Amino acid residues identified as contributing to antigen binding are identified in table 13 (for variable heavy chain domain amino acid residues) and table 14 (for variable light chain domain amino acid residues). Amino acid positions were numbered according to the Kabat numbering system (the same numbering is used in fig. 1+5).

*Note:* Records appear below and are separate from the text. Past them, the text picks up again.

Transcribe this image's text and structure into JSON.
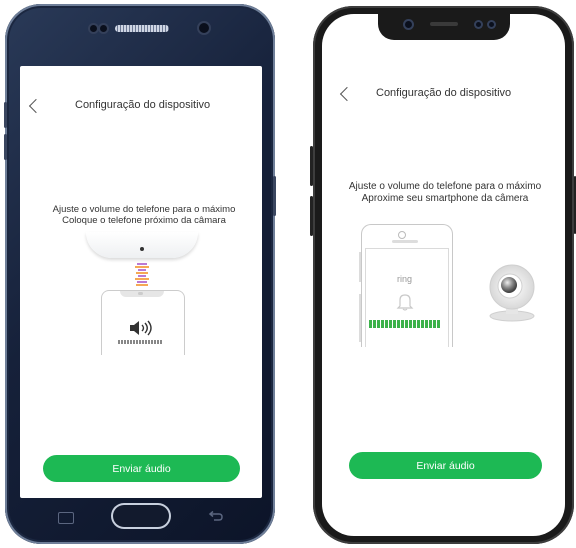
{
  "left_screen": {
    "title": "Configuração do dispositivo",
    "instruction_line1": "Ajuste o volume do telefone para o máximo",
    "instruction_line2": "Coloque o telefone próximo da câmara",
    "button_label": "Enviar áudio",
    "icons": [
      "back-icon",
      "camera-illustration",
      "sound-wave-icon",
      "phone-illustration",
      "speaker-icon"
    ]
  },
  "right_screen": {
    "title": "Configuração do dispositivo",
    "instruction_line1": "Ajuste o volume do telefone para o máximo",
    "instruction_line2": "Aproxime seu smartphone da câmera",
    "ring_text": "ring",
    "button_label": "Enviar áudio",
    "icons": [
      "back-icon",
      "phone-illustration",
      "bell-icon",
      "camera-illustration"
    ]
  },
  "colors": {
    "accent_green": "#1db954",
    "level_green": "#3cb24a",
    "wave_orange": "#f28a1c",
    "wave_purple": "#a44cc4"
  }
}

The amino acid positions involved in antigen binding are identified by their Kabat positions in the VH or VL domains.

TABLE 13 shows amino acid residues at the same Kabat positions for 6HdL2.05, i.e., variable domain amino acid residues involved in IL6 binding identified by crystal structure analysis

Claims

1. An antibody that binds to human VEGF-A and human IL6, the antibody comprising A VH domain comprising (A) A CDR-H1 comprising the amino acid sequence of SEQ ID NO:18, (b) A CDR-H2 comprising the amino acid sequence of SEQ ID NO:19 and (c) A CDR-H3 comprising the amino acid sequence of SEQ ID NO:20, and A VL domain comprising (d) A CDR-L1 comprising the amino acid sequence of SEQ ID NO:15, (e) A CDR-L2 comprising the amino acid sequence of SEQ ID NO:16 and (f) A CDR-L3 comprising the amino acid sequence of SEQ ID NO:17, the antibody comprising A variable heavy chain domain comprising the amino acid sequence of SEQ ID NO:22 having up to 5 amino acid substitutions, and A variable light chain domain comprising the amino acid sequence of SEQ ID NO:21 having up to 5 amino acid substitutions.

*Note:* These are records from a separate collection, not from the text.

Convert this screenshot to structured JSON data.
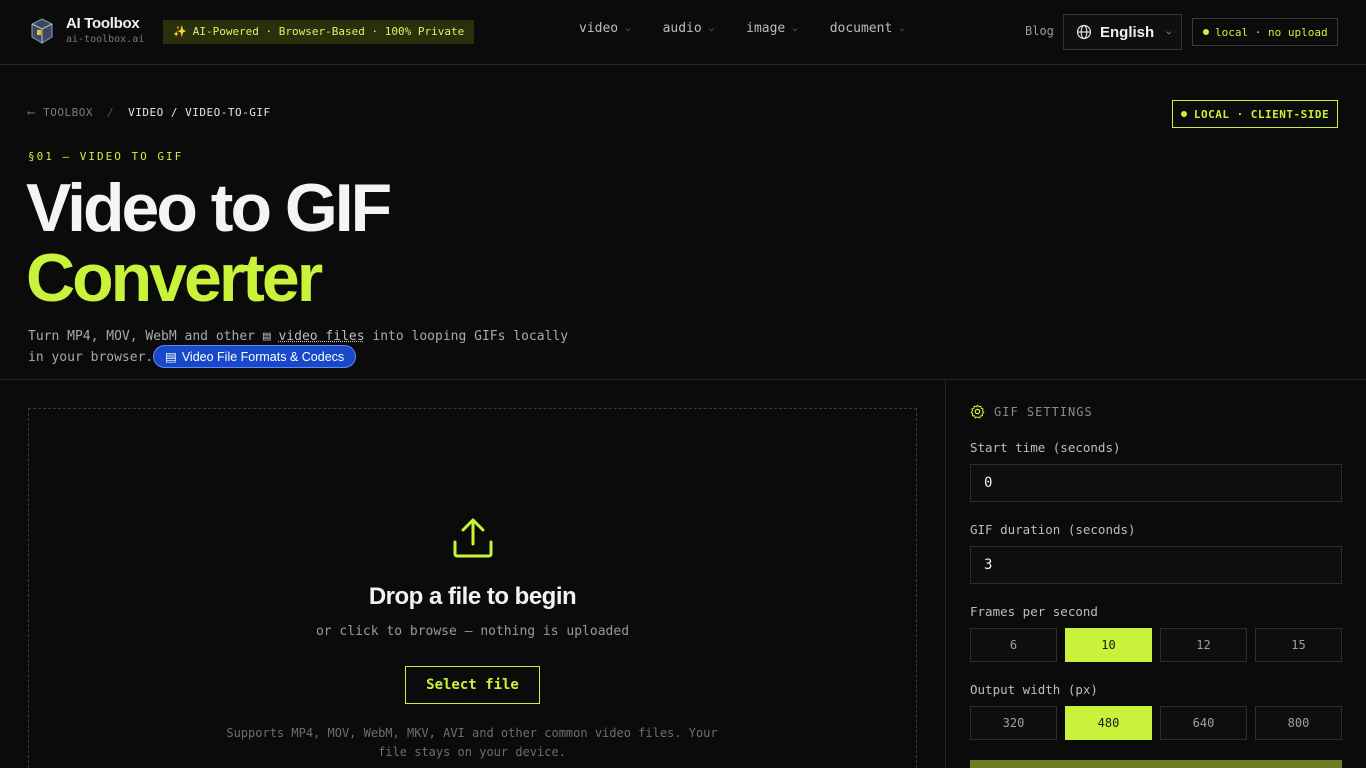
{
  "header": {
    "brand_name": "AI Toolbox",
    "brand_domain": "ai-toolbox.ai",
    "promo": "AI-Powered · Browser-Based · 100% Private",
    "nav": [
      {
        "label": "video"
      },
      {
        "label": "audio"
      },
      {
        "label": "image"
      },
      {
        "label": "document"
      }
    ],
    "blog": "Blog",
    "language": "English",
    "privacy_badge": "local · no upload"
  },
  "hero": {
    "breadcrumb_back": "TOOLBOX",
    "breadcrumb_sep": "/",
    "breadcrumb_current": "VIDEO / VIDEO-TO-GIF",
    "client_badge": "LOCAL · CLIENT-SIDE",
    "section_label": "§01 — VIDEO TO GIF",
    "title_line1": "Video to GIF",
    "title_line2": "Converter",
    "desc_before": "Turn MP4, MOV, WebM and other ",
    "desc_link": "video files",
    "desc_after": " into looping GIFs locally in your browser.",
    "formats_chip": "Video File Formats & Codecs"
  },
  "dropzone": {
    "title": "Drop a file to begin",
    "subtitle": "or click to browse — nothing is uploaded",
    "button": "Select file",
    "supports": "Supports MP4, MOV, WebM, MKV, AVI and other common video files. Your file stays on your device."
  },
  "settings": {
    "heading": "GIF SETTINGS",
    "start_label": "Start time (seconds)",
    "start_value": "0",
    "duration_label": "GIF duration (seconds)",
    "duration_value": "3",
    "fps_label": "Frames per second",
    "fps_options": [
      "6",
      "10",
      "12",
      "15"
    ],
    "fps_selected": "10",
    "width_label": "Output width (px)",
    "width_options": [
      "320",
      "480",
      "640",
      "800"
    ],
    "width_selected": "480"
  },
  "colors": {
    "accent": "#c9f23a",
    "background": "#0b0b0b",
    "chip_blue": "#1749c9"
  }
}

2. The antibody of claim 1, wherein the up to 5 amino acid substitutions occur in the FR region of the corresponding variable domain.

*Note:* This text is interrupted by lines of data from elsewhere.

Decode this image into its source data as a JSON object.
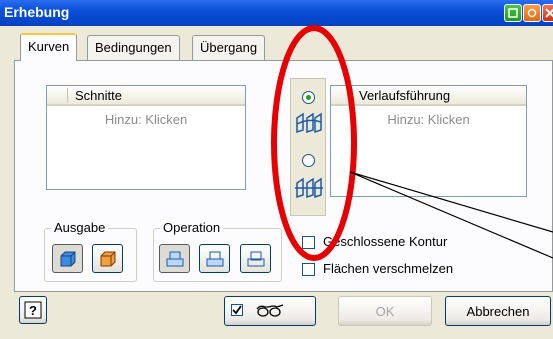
{
  "window": {
    "title": "Erhebung"
  },
  "tabs": [
    {
      "label": "Kurven",
      "active": true
    },
    {
      "label": "Bedingungen",
      "active": false
    },
    {
      "label": "Übergang",
      "active": false
    }
  ],
  "sections_list": {
    "header": "Schnitte",
    "placeholder": "Hinzu: Klicken"
  },
  "path_list": {
    "header": "Verlaufsführung",
    "placeholder": "Hinzu: Klicken"
  },
  "mode_selector": {
    "options": [
      {
        "icon": "rail-loft-icon",
        "selected": true
      },
      {
        "icon": "center-line-loft-icon",
        "selected": false
      }
    ]
  },
  "output_group": {
    "title": "Ausgabe",
    "buttons": [
      {
        "icon": "solid-icon",
        "pressed": true
      },
      {
        "icon": "surface-icon",
        "pressed": false
      }
    ]
  },
  "operation_group": {
    "title": "Operation",
    "buttons": [
      {
        "icon": "join-icon"
      },
      {
        "icon": "cut-icon"
      },
      {
        "icon": "intersect-icon"
      }
    ]
  },
  "options": {
    "closed_contour": {
      "label": "Geschlossene Kontur",
      "checked": false
    },
    "merge_faces": {
      "label": "Flächen verschmelzen",
      "checked": false
    }
  },
  "footer": {
    "preview": {
      "checked": true,
      "icon": "glasses-icon"
    },
    "ok_label": "OK",
    "cancel_label": "Abbrechen",
    "help_icon": "help-icon"
  },
  "colors": {
    "titlebar": "#0a4fd8",
    "dialog_bg": "#ece9d8",
    "annotation": "#e60000",
    "tab_highlight": "#ffc83c"
  }
}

3. The antibody of claim 1 or 2, comprising the VH sequence of SEQ ID No. 22 and the VL sequence of SEQ ID No. 21.

4. Antibody according to one of the preceding claims, comprising the heavy chain amino acid sequence of SEQ ID No. 24 and the light chain amino acid sequence of SEQ ID No. 23.

5. An antibody that binds to human VEGF-A and to human IL6 comprising the VH sequence of SEQ ID NO. 22 and the VL sequence of SEQ ID NO. 21.

6. An antibody that binds to human IL6, which antibody binds to the same epitope on IL6 as an antibody having the VL domain of SEQ ID No. 35 and the VH domain of SEQ ID No. 36.

7. The antibody of any one of the preceding claims, wherein the antibody is a Fab fragment.

8. The antibody of any one of the preceding claims, wherein the antibody is a bispecific antibody fragment.

9. An isolated nucleic acid encoding the antibody of any one of claims 1 to 8.

10. A host cell comprising the nucleic acid of claim 9.

11. A method of producing an antibody that binds to human VEGF-A and to human IL6, the method comprising culturing the host cell of claim 10, thereby producing the antibody.

12. The method of claim 11, wherein the host cell is a CHO cell.

13. A pharmaceutical formulation comprising the antibody of any one of claims 1 to 8 and a pharmaceutically acceptable carrier.

14. An infusion port delivery device comprising the antibody of any one of claims 1 to 8.

15. The antibody according to any one of claims 1 to 8 for use as a medicament.

16. An infusion port delivery device comprising an antibody according to any one of claims 1 to 8 or a pharmaceutical formulation according to claim 13.